OBBA - Olde Bulldogge Breed Association

Breeding Olde EBs

COI and Genetic Diversity in the Olde English Bulldogge

The math nobody else in OEB breeding publishes openly, and how to use it.

By Lesli Rose · Updated May 2026

The Coefficient of Inbreeding (COI) measures the probability that any two copies of a gene in an individual dog are identical by descent from a common ancestor. A COI of 0% means the parents share no ancestors back to the depth measured. A COI of 25% is what you get when you breed full siblings. The Olde English Bulldogge breed sits in a difficult place: it is reconstructed from a small foundation, so the breed-wide COI floor is higher than most established breeds, which means breeders need to be more deliberate about diversity, not less.

Most OEB breeders never look at COI. They breed the bitch they own to a stud they like and hope for the best. The few who calculate COI ahead of time, balance it against structural and temperament fit, and use the OBBA pedigree archive to find outcrosses are the ones whose lines stay healthy across generations. This is the technical work that separates serious OEB breeders from the rest.

Honest framing. COI is a useful indicator but it is not a verdict. A 6% COI litter from two structurally and temperamentally compatible dogs can produce healthier puppies than a 1% COI litter from two dogs that should never have been paired. Use COI to flag risk, not to decide breedings on its own.

What COI actually measures

COI is calculated from a pedigree by tracing each ancestor on both sides and counting where they appear in common. The deeper the pedigree, the more accurate the calculation. A 5-generation COI is a useful starting point. A 10-generation COI is closer to truth but requires verified ancestry that far back.

Pedigree-based COI is what you can calculate from registry data. DNA-tested COI (from companies like Embark or Wisdom Panel) measures actual genetic similarity and is usually higher than pedigree COI because it captures shared ancestry beyond the documented pedigree depth.

The OEB-specific context

The Olde English Bulldogge was reconstructed by David Leavitt starting in 1971 from a small foundation: English Bulldog, American Bulldog, Bullmastiff, and American Pit Bull Terrier in defined ratios. Every modern OEB descends from that original foundation stock, which means there is a built-in genetic floor that no OEB breeder can drop below.

Practical implications:

Target COI ranges for OEB litters

For a planned OEB litter:

The OBBA archive computes COI for every registered dog where pedigree depth permits. Dogs without sufficient pedigree depth show as "COI not calculable" rather than a misleading low number. When planning a litter, look at the COI of the planned puppies, not the parents' individual COIs.

AVK: ancestor loss and effective population size

AVK (Ahnenverlustkoeffizient, Ancestor Loss Coefficient) measures how many of a dog's theoretical ancestors are unique versus duplicated. A 5-generation pedigree has 62 ancestor slots (2+4+8+16+32). If all 62 are different dogs, AVK is 100% (no loss). If 12 of those slots are filled by repeated ancestors, the unique-ancestor count is 50, and AVK is roughly 50/62 = 80.6%.

AVK is a complement to COI. Two litters can have similar COI but different AVK. The litter with higher AVK has more genetic diversity overall, even if some specific ancestors are duplicated. For the OEB, an AVK above 80% in the 5-generation pedigree is healthy. Below 75% is a flag.
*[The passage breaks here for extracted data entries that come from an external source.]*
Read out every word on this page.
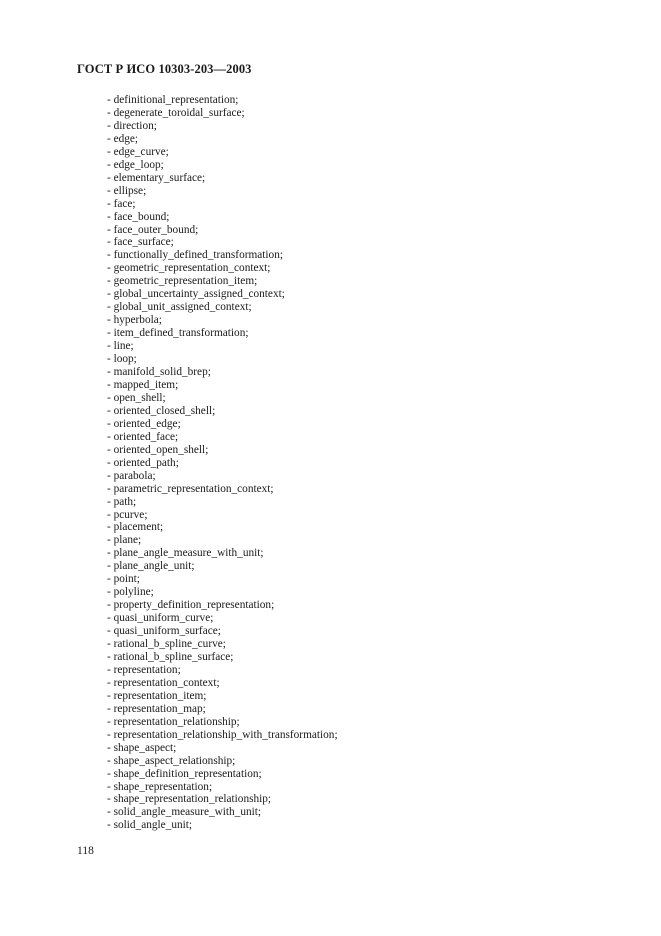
ГОСТ Р ИСО 10303-203—2003
- definitional_representation;
- degenerate_toroidal_surface;
- direction;
- edge;
- edge_curve;
- edge_loop;
- elementary_surface;
- ellipse;
- face;
- face_bound;
- face_outer_bound;
- face_surface;
- functionally_defined_transformation;
- geometric_representation_context;
- geometric_representation_item;
- global_uncertainty_assigned_context;
- global_unit_assigned_context;
- hyperbola;
- item_defined_transformation;
- line;
- loop;
- manifold_solid_brep;
- mapped_item;
- open_shell;
- oriented_closed_shell;
- oriented_edge;
- oriented_face;
- oriented_open_shell;
- oriented_path;
- parabola;
- parametric_representation_context;
- path;
- pcurve;
- placement;
- plane;
- plane_angle_measure_with_unit;
- plane_angle_unit;
- point;
- polyline;
- property_definition_representation;
- quasi_uniform_curve;
- quasi_uniform_surface;
- rational_b_spline_curve;
- rational_b_spline_surface;
- representation;
- representation_context;
- representation_item;
- representation_map;
- representation_relationship;
- representation_relationship_with_transformation;
- shape_aspect;
- shape_aspect_relationship;
- shape_definition_representation;
- shape_representation;
- shape_representation_relationship;
- solid_angle_measure_with_unit;
- solid_angle_unit;
118
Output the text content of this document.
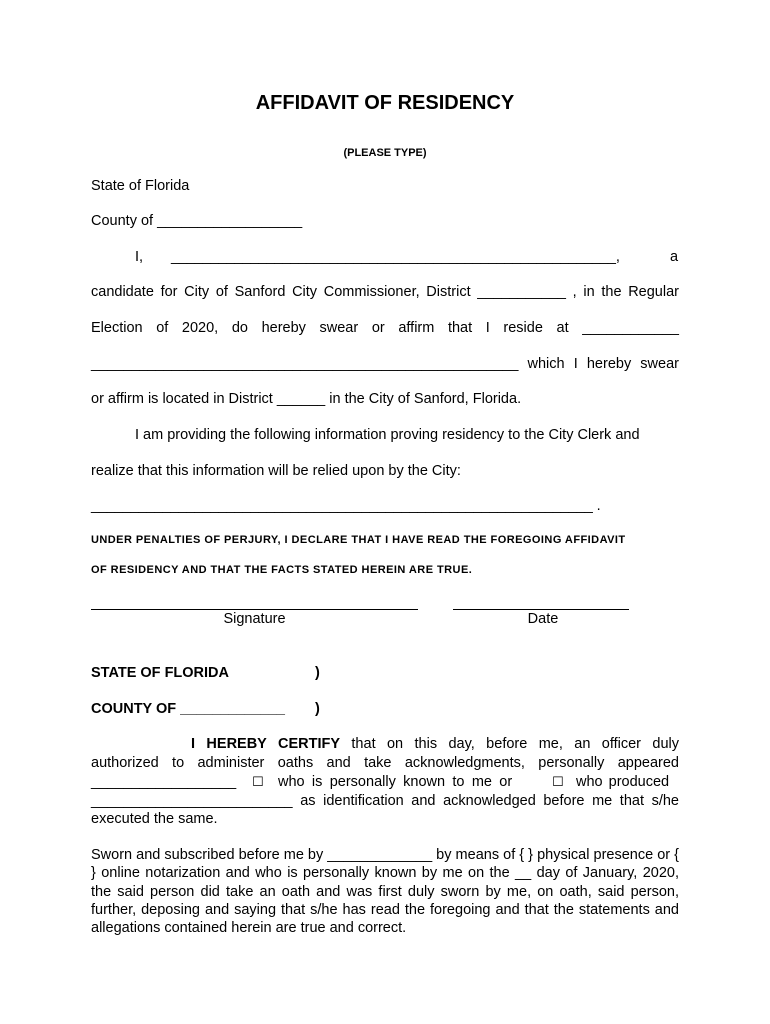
AFFIDAVIT OF RESIDENCY
(PLEASE TYPE)
State of Florida
County of __________________
I, ________________________________________________________,	a
candidate for City of Sanford City Commissioner, District ___________ , in the Regular
Election of 2020, do hereby swear or affirm that I reside at ____________
_____________________________________________________ which I hereby swear
or affirm is located in District ______ in the City of Sanford, Florida.
I am providing the following information proving residency to the City Clerk and
realize that this information will be relied upon by the City:
_______________________________________________________________ .
UNDER PENALTIES OF PERJURY, I DECLARE THAT I HAVE READ THE FOREGOING AFFIDAVIT
OF RESIDENCY AND THAT THE FACTS STATED HEREIN ARE TRUE.
Signature	Date
STATE OF FLORIDA	)
COUNTY OF _____________ )
I HEREBY CERTIFY that on this day, before me, an officer duly
authorized to administer oaths and take acknowledgments, personally appeared
__________________ ☐ who is personally known to me or	☐ who produced
_________________________ as identification and acknowledged before me that s/he
executed the same.
Sworn and subscribed before me by _____________ by means of { } physical presence or { } online notarization and who is personally known by me on the __ day of January, 2020, the said person did take an oath and was first duly sworn by me, on oath, said person, further, deposing and saying that s/he has read the foregoing and that the statements and allegations contained herein are true and correct.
How to plan a litter using COI and AVK

The practical workflow for a serious OBBA breeder:

  1. Identify 3 to 5 stud candidates that complement your bitch on structure and temperament. Skip the "COI calculation" for now; that comes second.
  2. For each candidate, calculate the planned-litter COI using the OBBA archive. Most OEB breeders use a hypothetical-litter COI tool or the registry's built-in calculation.
  3. For each candidate, also note the AVK of the planned litter. Higher is better, all else equal.
  4. Identify the shared ancestors that drive any elevated COI. Are these healthy ancestors that have stood the test of time? Or are they ancestors with known issues? Concentrating good genetics is fine; concentrating bad genetics is not.
  5. Pick the candidate that balances COI under 6.25%, AVK above 80%, and structural and temperamental fit. If the structurally best match has a 7% COI and great AVK and healthy concentrated ancestors, that may be the right call. If the lowest-COI option has bad structure, COI alone is not worth it.
  6. Document the decision. Write down why you picked this stud over the others. This documentation is what teaches you across litters and makes you a better breeder over decades.

Using the OBBA archive for COI planning

The OBBA pedigree archive is the largest verified OEB dataset publicly accessible. It contains 16,000+ dogs with 4 to 8 generations of documented pedigree on most of them. For COI planning:

A future OBBA tool, the COI calculator, will take two registration numbers and output a planned-litter COI in one click. The engine exists today (the registry runs COI as part of pedigree updates); the public-facing tool is a near-term roadmap item. Until then, manual lookup against the archive is the workflow.